Many factors will affect the rate at which treated varicose veins recur. These include the underlying diagnosis, the method used and its suitability for treating a particular condition, and the skill of the physician. Sometimes the body forms a new vein in place of the one removed by a surgeon. An injected vein that was not completely destroyed by sclerotherapy may reopen, or a new vein may appear in the same location as previous one.

Many studies have found that varicose veins are more likely to recur following sclerotherapy than following surgery. However, no treatment method has been scientifically established as being free from recurrences. For all types of procedures, recurrence rates increase with time. Also, because venous (vein) disease is typically progressive, no treatment can prevent the appearance of new varicose or spider veins in the future.

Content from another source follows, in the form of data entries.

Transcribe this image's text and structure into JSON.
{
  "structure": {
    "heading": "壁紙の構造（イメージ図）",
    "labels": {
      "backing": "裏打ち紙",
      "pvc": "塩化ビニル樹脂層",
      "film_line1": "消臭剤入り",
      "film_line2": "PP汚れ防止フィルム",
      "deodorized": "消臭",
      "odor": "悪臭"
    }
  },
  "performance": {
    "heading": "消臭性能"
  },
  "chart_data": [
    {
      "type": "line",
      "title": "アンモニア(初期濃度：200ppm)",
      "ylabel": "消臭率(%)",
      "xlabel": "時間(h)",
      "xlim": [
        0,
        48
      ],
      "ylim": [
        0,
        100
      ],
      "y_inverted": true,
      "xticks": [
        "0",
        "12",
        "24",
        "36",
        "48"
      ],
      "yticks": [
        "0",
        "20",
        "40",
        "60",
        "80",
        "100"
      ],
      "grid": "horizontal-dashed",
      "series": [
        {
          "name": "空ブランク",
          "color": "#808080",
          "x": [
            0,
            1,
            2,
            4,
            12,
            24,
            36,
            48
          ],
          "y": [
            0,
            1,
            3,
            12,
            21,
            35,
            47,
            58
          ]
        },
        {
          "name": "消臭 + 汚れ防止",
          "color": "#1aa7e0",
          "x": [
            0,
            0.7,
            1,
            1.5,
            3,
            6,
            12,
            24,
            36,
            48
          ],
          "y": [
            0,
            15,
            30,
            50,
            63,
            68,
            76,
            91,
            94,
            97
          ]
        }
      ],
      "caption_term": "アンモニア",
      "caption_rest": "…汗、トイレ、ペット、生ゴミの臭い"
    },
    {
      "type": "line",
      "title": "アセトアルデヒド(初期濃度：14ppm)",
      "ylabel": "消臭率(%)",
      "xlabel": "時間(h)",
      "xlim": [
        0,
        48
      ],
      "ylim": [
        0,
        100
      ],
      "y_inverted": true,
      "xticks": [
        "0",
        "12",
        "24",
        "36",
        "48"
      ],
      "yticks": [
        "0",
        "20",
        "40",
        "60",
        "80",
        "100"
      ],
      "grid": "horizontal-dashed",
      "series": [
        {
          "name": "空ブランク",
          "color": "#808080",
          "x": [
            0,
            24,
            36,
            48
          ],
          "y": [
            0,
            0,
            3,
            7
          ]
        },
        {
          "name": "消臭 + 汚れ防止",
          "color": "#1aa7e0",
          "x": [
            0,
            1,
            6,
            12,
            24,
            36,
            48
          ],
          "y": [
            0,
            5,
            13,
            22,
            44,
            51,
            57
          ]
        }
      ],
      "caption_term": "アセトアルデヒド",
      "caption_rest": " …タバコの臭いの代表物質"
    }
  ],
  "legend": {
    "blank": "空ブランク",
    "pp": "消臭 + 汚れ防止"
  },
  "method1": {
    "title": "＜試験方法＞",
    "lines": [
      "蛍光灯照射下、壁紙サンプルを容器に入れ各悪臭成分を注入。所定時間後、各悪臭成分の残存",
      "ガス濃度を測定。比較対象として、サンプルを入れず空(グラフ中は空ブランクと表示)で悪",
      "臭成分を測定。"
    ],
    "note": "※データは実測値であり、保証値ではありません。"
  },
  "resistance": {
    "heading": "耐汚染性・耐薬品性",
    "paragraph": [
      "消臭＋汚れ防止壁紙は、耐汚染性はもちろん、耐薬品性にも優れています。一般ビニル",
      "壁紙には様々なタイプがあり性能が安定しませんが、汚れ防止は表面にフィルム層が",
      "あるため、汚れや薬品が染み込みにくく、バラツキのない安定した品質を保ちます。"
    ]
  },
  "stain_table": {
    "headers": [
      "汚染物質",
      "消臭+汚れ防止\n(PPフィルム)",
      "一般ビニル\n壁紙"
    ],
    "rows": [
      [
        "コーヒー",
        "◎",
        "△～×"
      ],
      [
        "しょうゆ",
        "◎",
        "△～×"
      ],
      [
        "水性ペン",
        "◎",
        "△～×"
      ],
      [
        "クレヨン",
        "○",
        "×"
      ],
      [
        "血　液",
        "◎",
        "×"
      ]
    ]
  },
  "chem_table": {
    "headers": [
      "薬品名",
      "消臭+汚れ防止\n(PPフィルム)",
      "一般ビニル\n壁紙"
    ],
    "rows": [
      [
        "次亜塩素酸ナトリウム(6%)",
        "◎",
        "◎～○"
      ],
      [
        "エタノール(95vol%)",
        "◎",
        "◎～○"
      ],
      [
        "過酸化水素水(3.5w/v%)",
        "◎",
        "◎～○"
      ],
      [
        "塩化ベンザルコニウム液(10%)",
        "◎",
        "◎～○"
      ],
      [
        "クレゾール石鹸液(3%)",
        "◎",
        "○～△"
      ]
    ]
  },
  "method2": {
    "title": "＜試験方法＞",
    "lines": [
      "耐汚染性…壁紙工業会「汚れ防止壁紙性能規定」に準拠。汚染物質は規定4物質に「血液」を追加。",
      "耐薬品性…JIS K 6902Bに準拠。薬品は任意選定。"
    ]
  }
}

Is one treatment for varicose veins or spider veins better than the other?

The method you select for treating venous disease should be based on the physician’s diagnosis, the size of the veins to be treated and the patient’s:

  • treatment history
  • age
  • history of allergies
  • ability to tolerate surgery and anesthesia, among other factors.

As noted above, small spider veins cannot be surgically removed and can only be treated with sclerotherapy. On the other hand, larger varicose veins may, according to many studies, be more likely to recur if treated with sclerotherapy.

How can varicose vein be prevented?

Prevention of varicose veins may be accomplished by periodic leg elevation, avoidance of prolonged standing, and wearing elastic support hose. Regular exercise and control of weight can also be beneficial. These measures can prevent or slow down the progression of varicose veins.